Extended medical leaves of absence are one of the most difficult human resource challenges for employers today. Like any contract, an employment contract can be “frustrated” and come to an end. Basically, this may happen when it becomes impossible for one of the parties to perform their end of the bargain. One situation where an employment contract can be frustrated is when, due to an illness or injury, it becomes clear that an employee is no longer able to work. But it is not easy to define when that will become clear. 

Some useful guidance on this issue comes from the recent decision of the Human Rights Tribunal of Ontario (“HRTO”) in Gahagan v. James Campbell Inc. It decided that a two and one half year medical leave, with no prospect of medical improvement, was enough to find that an employment contract was legally frustrated.

The Employee’s Complaints Against JCI

James Campbell Inc. (“JCI”) operated a series of McDonald’s restaurants in Eastern Ontario. One such restaurant was a small operation connected to a gas station (the “Restaurant”). Ms. Gahagan had been working at the Restaurant for over seven years. She seriously injured her back at work in May 2009 when she lifted a pan from underneath a french fry vat. Gahagan immediately went on medical leave. She never returned to work.

Following her injury, Gahagan applied for and received Workplace Safety and Insurance Board (“WSIB”) benefits. She later underwent significant rehabilitation efforts, without much success. In November 2009, the WSIB said that Ms. Gahagan couldn’t lift above 10 pounds, couldn’t twist or bend, stand for more than 10 minutes, sit for more than 5 minutes, or work for more than 3 hours per day, 3 days per week. These restrictions never changed.

In light of the restrictions, the WSIB reviewed the workplace to see what accommodations might be available. JCI was not entirely cooperative. But the WSIB concluded that no suitable workplace accommodation was available. It then provided Ms. Gahagan with job retraining.

Ms. Gahagan brought an application to the HRTO (the “First Application”) because of JCI’s failure to cooperate in the WSIB’s accommodation review.

Ms. Gahagan also obtained Canada Pension Plan (“CPP”) disability benefits and Long Term Disability benefits (“LTD”) from her insurer.

On October 3, 2011, nearly two and a half years after Ms. Gahagan’s medical leave started, JCI terminated her employment. It said that her employment contract had been frustrated. There was no evidence that Ms. Gahagan would ever return to work.

Ms. Gahagan then filed a second application with the HRTO (the “Second Application”).  She claimed, among other things, that the termination was a reprisal for the First Application. The First and Second Applications were then decided together.

Decision of the HRTO

The HRTO decided that Ms.

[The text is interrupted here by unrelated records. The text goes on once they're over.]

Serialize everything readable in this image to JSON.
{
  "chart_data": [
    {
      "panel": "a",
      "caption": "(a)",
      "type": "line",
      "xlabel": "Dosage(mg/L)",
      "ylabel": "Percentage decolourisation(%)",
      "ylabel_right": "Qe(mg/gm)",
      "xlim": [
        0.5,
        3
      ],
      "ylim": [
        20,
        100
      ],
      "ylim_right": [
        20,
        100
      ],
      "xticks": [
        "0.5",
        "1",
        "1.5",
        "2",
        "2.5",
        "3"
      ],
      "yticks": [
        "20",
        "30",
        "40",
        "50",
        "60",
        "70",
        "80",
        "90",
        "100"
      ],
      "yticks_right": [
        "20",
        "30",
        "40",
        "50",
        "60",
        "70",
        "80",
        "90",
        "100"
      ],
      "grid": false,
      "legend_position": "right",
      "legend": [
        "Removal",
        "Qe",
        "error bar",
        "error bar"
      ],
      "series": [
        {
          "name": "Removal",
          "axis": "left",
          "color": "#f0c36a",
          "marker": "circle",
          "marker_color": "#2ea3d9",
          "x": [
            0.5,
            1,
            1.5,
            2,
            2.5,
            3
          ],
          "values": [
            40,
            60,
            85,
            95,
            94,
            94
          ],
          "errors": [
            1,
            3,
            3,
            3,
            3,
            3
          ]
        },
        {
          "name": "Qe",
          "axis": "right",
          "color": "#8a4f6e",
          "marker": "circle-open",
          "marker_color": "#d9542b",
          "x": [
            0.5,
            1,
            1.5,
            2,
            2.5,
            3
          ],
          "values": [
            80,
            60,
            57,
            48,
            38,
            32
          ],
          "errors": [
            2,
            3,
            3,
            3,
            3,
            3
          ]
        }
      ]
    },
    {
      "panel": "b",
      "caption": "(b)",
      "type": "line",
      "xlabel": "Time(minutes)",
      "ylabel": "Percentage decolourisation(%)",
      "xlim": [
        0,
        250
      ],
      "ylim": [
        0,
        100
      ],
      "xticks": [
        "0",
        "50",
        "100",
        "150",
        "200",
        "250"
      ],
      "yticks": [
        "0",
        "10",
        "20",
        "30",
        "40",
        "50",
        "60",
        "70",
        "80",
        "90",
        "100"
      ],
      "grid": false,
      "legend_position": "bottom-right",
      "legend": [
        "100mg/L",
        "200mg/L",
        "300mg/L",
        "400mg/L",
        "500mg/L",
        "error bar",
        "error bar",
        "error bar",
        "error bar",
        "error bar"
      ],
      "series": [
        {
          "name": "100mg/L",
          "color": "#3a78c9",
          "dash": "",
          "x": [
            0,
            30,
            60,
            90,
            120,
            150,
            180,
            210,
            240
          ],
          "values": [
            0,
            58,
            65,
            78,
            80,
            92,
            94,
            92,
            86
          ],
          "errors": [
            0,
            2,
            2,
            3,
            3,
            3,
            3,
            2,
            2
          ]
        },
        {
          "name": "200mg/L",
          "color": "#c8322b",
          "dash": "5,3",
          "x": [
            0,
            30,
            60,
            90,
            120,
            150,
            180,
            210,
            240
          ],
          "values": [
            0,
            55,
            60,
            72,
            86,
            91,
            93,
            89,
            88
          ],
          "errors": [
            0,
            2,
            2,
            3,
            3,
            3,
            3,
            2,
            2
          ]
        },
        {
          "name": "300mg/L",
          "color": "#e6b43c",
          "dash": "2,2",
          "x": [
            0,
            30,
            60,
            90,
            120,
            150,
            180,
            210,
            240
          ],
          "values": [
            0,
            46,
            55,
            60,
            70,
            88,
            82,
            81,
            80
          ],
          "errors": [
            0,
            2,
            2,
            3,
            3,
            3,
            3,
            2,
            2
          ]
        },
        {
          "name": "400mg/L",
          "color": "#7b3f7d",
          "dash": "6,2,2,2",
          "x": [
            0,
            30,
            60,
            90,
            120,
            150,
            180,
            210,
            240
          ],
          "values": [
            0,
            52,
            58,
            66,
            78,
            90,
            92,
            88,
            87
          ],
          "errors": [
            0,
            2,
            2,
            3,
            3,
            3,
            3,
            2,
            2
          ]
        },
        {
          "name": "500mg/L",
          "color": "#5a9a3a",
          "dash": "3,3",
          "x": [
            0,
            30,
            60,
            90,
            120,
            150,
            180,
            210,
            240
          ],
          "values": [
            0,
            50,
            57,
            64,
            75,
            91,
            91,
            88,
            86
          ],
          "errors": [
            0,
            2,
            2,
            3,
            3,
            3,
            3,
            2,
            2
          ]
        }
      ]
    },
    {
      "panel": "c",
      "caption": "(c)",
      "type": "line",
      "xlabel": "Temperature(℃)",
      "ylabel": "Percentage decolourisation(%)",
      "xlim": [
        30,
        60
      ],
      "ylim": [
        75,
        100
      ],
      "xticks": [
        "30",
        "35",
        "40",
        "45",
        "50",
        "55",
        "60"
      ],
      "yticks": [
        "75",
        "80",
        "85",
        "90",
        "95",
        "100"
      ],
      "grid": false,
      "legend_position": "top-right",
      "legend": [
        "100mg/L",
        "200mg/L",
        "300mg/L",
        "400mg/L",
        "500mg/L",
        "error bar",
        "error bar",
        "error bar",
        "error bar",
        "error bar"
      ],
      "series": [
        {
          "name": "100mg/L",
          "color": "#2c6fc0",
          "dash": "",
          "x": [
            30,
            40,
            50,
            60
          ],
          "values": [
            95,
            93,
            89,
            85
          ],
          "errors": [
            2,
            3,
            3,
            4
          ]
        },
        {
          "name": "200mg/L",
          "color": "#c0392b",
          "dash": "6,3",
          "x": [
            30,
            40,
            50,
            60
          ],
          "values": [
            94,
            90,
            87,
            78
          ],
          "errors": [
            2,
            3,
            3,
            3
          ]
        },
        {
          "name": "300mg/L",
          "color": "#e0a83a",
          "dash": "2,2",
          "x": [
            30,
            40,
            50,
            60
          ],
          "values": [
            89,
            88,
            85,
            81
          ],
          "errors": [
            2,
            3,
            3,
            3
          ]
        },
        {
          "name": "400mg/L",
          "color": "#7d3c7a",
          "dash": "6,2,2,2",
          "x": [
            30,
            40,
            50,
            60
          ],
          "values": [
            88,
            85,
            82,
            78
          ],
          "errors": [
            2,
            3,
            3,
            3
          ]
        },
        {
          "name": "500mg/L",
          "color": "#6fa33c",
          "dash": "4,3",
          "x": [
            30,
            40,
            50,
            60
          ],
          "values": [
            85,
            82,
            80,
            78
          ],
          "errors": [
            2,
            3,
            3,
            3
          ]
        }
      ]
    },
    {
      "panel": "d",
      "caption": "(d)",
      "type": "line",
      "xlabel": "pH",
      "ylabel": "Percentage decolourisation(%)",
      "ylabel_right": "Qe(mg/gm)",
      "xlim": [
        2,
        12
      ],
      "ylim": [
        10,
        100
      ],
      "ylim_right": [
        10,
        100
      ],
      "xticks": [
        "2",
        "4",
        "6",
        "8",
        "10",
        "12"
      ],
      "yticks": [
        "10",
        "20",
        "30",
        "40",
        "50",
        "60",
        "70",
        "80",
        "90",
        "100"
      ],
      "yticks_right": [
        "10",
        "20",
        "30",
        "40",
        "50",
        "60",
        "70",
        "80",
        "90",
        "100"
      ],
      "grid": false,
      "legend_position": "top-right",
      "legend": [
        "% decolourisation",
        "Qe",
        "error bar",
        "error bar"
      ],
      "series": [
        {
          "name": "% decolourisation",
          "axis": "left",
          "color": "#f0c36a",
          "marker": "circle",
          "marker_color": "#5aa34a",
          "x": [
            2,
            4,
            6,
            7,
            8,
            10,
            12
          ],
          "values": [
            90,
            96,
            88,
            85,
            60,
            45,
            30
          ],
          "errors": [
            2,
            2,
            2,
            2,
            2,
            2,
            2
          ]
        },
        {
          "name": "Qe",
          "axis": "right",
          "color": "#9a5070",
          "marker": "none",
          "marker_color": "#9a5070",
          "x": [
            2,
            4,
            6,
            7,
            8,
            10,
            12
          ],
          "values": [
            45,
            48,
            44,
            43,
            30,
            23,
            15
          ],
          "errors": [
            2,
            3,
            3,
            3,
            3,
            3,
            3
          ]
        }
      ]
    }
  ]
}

Gahagan was never medically able to return to work at the Restaurant. There was no way the employer could accommodate her medical restrictions.  This was so despite JCI’s failure to fully cooperate with the WSIB.

The HRTO agreed with JCI that the employment contract had been frustrated. Ms. Gahagan’s condition hadn’t improved during the two and one-half years since her injury.  The HRTO also took note of the fact that in order to qualify for CPP and LTD, Gahagan had confirmed she was unable to work.

As a result, both of Ms. Gahagan’s applications were dismissed.

Lessons on Frustration of Contract

This case gives us good insight into what evidence and situations will justify terminating an employment contract on the basis of frustration.

The medical evidence was critical. The fact that the medical restrictions remained unchanged for two and one half years weighed in favour of a finding that the employee’s injury would keep her away from work for the foreseeable future.

Employers may be appropriately vigilant with an employee on an extended medical leave.  One may seek clarification of restrictions at reasonable intervals. Keep track of any changes. Where there is no improvement over time, and there is no way to accommodate an employee’s restrictions, the probability of a frustrated contract increases.

Ms. Gahagan’s case also confirms that a reasonable period of time is required before frustration will likely be found. In this case, two and one-half years of leave with no medical improvement was enough.

Finally, employers may take note of the benefits obtained or declarations made by an employee. In this case, the employee’s applications for CPP and LTD benefits supported the finding that she would never be returning to the Restaurant.

On a final note, employers must be careful about monetary entitlements if terminating an employee due to a frustrated contract. While under the the common law of the courts, a genuinely frustrated contract will not typically result in the need to give notice or pay in lieu of notice, there may be statutory requirements to pay termination pay or severance pay. For example, Ontario requires statutory termination pay and severance pay if frustration is due to injury or illness. Furthermore, if the employee has a written employment contract, one must carefully analyze its termination clauses to see what if any entitlements the employee may have.